Lieutenant Barringer and his men know there was a fifth inmate, but they're so sure that Bruce Raymond is the killer they don't give much thought to patient X, especially after that nasty incident on the roof. Nor do they take into account Karen's unswerving loyalty to her husband which is putting all their lives at risk .....
Bloch rated
Night-World among the five of his own novels he was fondest of and, despite a too-convenient ending, it's well worth your time. It also helps that it's surely the author's most Groovy Age moment. Pop Culture references abound - the Zodiac killer: zombified long hairs grumbling about the "fuzz": "Look, Mom - is that a real hippie?": hot pants. The chapter devoted to Tony Rodell name-checks three hot imaginary bands - The Up Yours, The Wall-To-Wall Sewer and Stockyard Slim & The Pigs - while a record shop on Sunset Strip is running a promotion for the album
1971's Oldies But Goodies). Best of all are Bloch's lapses into his approximation of hipster speak (Chapter 14) and:
"In the foreground, arms folded defiantly across his bare chest, a scowling young man with shaggy hair tumbling across his forehead, the slitted stare of his heavy-lidded eyes suggesting the acid-head. Striped trousers, very tight in the crotch, just suggesting.

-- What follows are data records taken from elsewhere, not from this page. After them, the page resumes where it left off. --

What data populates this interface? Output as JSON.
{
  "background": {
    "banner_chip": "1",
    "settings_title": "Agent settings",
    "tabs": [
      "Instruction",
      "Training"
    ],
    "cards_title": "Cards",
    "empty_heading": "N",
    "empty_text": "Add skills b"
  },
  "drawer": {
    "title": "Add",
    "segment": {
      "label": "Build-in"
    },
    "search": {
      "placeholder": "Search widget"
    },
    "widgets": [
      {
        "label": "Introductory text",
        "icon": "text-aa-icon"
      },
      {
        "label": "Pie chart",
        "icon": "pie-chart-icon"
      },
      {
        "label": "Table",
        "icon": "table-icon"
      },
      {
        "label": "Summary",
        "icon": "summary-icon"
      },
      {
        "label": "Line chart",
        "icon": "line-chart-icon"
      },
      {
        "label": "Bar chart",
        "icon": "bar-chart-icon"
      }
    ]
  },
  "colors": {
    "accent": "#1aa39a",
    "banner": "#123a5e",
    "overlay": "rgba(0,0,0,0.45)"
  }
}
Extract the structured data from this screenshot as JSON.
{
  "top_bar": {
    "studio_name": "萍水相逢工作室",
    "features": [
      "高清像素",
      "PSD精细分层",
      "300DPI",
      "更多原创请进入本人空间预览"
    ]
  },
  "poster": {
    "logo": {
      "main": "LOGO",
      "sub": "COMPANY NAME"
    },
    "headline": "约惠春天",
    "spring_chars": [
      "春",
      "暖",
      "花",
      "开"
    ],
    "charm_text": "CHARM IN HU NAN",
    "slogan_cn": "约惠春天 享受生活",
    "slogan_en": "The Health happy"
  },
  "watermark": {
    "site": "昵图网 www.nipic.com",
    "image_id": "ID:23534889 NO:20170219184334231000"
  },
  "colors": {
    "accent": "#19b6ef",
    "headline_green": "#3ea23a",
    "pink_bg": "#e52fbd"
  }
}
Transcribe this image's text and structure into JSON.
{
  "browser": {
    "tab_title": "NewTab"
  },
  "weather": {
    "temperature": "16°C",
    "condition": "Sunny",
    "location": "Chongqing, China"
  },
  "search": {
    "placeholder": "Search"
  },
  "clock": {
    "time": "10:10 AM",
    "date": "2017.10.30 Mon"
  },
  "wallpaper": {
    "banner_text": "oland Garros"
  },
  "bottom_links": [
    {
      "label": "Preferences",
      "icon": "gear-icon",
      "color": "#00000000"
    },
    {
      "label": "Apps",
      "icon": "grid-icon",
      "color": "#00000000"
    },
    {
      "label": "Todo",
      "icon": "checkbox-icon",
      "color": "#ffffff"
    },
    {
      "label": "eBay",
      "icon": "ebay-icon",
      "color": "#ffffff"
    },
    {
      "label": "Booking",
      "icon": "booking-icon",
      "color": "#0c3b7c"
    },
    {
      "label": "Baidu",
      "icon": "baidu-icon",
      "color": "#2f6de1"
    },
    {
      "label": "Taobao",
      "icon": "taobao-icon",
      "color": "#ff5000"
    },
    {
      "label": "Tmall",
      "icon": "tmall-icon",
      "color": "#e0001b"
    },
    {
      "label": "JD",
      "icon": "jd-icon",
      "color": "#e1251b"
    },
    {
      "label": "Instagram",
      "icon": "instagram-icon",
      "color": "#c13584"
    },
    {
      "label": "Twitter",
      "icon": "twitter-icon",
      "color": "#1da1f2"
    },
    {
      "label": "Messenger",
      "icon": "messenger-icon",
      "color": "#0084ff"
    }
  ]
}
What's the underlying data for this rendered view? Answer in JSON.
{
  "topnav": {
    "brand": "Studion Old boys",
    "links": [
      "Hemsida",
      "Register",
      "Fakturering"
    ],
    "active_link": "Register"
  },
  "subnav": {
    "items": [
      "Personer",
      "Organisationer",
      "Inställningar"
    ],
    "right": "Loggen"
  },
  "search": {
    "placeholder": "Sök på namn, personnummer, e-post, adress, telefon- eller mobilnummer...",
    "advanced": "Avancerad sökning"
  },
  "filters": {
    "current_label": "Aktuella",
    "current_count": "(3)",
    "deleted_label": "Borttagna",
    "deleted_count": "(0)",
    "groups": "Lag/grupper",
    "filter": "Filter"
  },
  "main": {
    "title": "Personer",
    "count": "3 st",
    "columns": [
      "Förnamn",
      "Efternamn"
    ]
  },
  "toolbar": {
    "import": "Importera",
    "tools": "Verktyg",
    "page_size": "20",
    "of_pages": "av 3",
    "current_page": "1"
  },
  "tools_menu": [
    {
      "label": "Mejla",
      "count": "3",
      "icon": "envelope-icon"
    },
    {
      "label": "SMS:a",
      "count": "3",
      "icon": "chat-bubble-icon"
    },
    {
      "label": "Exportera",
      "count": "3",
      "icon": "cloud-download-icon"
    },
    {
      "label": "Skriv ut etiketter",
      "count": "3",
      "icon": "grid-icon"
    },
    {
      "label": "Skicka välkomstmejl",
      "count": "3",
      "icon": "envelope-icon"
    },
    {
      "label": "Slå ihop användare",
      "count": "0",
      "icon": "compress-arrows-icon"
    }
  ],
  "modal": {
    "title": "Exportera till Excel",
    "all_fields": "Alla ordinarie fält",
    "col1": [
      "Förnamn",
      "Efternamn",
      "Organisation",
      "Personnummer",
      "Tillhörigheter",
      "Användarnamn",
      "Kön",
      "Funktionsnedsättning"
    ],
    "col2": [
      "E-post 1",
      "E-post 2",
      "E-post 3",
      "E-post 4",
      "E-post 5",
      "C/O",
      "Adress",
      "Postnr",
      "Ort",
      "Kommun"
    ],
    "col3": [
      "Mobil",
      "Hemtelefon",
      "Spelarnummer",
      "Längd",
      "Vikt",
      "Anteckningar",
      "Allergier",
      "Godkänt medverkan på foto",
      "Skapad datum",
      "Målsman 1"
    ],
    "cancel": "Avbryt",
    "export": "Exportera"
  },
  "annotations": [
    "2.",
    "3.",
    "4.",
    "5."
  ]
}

Behind him, the girl — all angularity and elbows, hands on hips and legs out-thrust. Long straight hair strand-strung on either side of exaggeratedly high cheekbones and sullen slash mouth. The young witch, suffering from malnutrition or stardom in an Andy Warhol film.
Midway between the two, a chopper or bike. Not a motor-cycle — only the pigs ride motorcycles;
we ride hogs.
Karen made a mental note of the distinction: pigs are bad, hogs are good. If she referred to the machine at all in the copy block, she must remember that. On the other hand, the ad was for the striped pants, and she'd better concentrate on the chandise. She began to run through phrases, discarding as she went. Dig, bag, with it, doing your thing - last year's vocabulary, but a dead language today. And the New Generation was presently known as the Beautiful People. Their clothes would be heavy, or funky. Gear."